A glimpse of Keith Maillard

Keith Maillard grew up in Wheeling, a curious, fatherless boy who soaked in the stories, history, and the  atmosphere of Wheeling when it was a booming steel town. He has written six novels set in Wheeling, renamed Raysburg in his books. "I needed freedom to make up parts of the story, so I called it Raysburg. But it's basically Wheeling."
 

In the 1960s, Keith moved to Canada. Today, he is a full Professor of Creative Writing at the University of British Columbia and a celebrated Canadian writer and teacher. His most recent  book, The Bridge: Writing Across the Binary, is a personal and a literary memoir, as is his memoir, Fatherless.

The Vancouver Sun called Keith Maillard "one of the finest English-language novelists in Canada today. Almost all his books are set in the northern part of West Virginia.
His books show us how to start with a real place and time, then mix in a fictional story about people living through that time and place. His Raysburg series starts in the 1700s, when Wheeling was a village along the Ohio River, and ends as Wheeling Steel is booming. "Keith Maillard is that most vexing of literary creatures: a writer’s writer," wrote a Quill & Quire reviewer. "The author of more than a dozen novels – as well as poetry, screenplays, and journalism – Maillard is a consummate and dedicated stylist, and an unabashed advocate of lengthy, complex novels." 

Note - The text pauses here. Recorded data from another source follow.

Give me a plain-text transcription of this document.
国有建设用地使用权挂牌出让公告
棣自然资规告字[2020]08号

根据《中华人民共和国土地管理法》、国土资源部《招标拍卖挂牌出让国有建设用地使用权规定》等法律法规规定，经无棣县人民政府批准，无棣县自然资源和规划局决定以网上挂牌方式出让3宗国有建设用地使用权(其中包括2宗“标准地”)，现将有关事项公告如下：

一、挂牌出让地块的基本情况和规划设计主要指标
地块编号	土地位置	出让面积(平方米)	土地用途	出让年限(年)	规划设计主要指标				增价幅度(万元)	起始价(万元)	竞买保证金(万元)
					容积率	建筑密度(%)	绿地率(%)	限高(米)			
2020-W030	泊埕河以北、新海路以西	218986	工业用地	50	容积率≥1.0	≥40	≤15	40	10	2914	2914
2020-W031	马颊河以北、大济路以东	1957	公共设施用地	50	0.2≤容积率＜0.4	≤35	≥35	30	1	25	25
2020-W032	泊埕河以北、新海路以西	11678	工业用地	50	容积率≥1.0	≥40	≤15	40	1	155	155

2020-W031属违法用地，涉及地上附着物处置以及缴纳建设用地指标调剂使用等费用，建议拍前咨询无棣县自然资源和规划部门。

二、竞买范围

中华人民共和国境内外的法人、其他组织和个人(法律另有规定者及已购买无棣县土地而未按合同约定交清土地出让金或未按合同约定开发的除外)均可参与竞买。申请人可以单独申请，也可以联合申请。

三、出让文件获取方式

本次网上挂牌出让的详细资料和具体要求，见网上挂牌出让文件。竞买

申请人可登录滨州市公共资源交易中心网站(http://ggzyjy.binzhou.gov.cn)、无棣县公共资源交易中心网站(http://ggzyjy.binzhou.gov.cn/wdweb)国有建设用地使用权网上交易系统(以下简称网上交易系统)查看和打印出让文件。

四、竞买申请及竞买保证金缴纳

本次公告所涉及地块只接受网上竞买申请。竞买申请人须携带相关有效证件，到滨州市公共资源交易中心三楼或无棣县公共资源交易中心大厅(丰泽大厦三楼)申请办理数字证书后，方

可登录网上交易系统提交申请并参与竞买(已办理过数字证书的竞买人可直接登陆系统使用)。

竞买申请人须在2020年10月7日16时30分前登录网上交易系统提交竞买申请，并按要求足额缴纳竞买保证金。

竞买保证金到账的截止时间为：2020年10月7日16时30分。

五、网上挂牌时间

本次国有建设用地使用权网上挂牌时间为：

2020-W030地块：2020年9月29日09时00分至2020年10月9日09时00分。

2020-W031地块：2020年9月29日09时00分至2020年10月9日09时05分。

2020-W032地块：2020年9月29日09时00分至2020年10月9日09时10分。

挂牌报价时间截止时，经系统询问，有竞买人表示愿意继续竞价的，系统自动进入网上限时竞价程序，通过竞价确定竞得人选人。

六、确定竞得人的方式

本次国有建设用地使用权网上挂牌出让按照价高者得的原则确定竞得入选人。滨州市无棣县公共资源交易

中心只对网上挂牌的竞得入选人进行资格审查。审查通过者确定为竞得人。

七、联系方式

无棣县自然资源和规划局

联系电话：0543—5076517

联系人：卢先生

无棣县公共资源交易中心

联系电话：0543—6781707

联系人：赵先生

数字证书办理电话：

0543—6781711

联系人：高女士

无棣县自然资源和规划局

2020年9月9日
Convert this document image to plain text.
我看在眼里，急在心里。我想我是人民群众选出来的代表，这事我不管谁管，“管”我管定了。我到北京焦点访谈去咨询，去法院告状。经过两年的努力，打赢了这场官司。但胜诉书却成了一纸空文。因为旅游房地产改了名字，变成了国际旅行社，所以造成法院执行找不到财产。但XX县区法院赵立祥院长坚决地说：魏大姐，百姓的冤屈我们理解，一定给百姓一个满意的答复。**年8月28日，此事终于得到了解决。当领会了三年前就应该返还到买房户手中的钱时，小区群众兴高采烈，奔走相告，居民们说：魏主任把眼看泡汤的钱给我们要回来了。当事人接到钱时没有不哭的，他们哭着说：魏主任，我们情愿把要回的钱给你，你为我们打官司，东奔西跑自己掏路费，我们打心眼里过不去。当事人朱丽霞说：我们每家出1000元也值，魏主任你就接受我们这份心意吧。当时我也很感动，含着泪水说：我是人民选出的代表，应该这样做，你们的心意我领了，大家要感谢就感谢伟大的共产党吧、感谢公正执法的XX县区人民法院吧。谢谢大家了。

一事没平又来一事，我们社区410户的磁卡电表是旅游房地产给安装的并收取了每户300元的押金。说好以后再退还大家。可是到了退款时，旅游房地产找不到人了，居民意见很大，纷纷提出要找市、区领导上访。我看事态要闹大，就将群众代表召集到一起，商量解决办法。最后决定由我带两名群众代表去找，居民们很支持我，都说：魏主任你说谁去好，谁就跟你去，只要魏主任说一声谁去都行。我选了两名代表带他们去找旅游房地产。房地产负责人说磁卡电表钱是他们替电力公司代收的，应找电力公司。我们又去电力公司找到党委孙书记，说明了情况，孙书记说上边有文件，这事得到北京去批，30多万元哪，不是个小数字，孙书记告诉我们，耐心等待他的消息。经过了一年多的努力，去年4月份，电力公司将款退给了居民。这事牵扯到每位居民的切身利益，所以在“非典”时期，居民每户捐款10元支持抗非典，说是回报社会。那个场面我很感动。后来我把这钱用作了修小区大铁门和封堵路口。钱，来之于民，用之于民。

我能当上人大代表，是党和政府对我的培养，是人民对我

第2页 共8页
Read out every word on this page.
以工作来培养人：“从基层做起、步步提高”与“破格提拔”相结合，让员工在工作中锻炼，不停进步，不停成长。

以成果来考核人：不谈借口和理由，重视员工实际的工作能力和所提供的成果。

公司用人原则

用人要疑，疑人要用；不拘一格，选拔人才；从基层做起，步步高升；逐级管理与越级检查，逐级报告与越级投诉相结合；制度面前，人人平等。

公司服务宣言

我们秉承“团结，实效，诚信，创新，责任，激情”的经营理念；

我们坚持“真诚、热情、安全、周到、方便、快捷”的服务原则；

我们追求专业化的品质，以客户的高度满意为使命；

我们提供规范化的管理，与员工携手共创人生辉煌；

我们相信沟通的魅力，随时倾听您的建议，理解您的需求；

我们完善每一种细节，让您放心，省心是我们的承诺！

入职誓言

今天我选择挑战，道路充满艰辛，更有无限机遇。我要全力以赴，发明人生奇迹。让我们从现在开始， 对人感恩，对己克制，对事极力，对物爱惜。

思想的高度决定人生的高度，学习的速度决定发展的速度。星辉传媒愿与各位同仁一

He works for it. He describes himself as an obsessive writer. "When you're really heavy into something, you're writing all the time, even when you're not writing," he said. "You're walking about, writing. You're having dinner, writing.  You drive your kid to ballet class, and you're writing.  At its most intense, it's a process that takes over your whole life." 

 

Cover of Keith Maillard book, Morgantown
Cover of Keith Maillard book, Looking Good
Sample passage, from Gloria

   To research Gloria, Keith researched things like makeup. He says that, "Every single word of this book passed under the eyes of my wife... I would write something, and Mary would look at it and she’d say, 'Well, it’s pretty good, but what you’ve got going right there, that’s just a male fantasy. Get rid of that.' And if I didn't believe her, she would explain it to me. And my poor wife got asked wonderful questions like, 'How do you drive a car if your skirt is too tight?'"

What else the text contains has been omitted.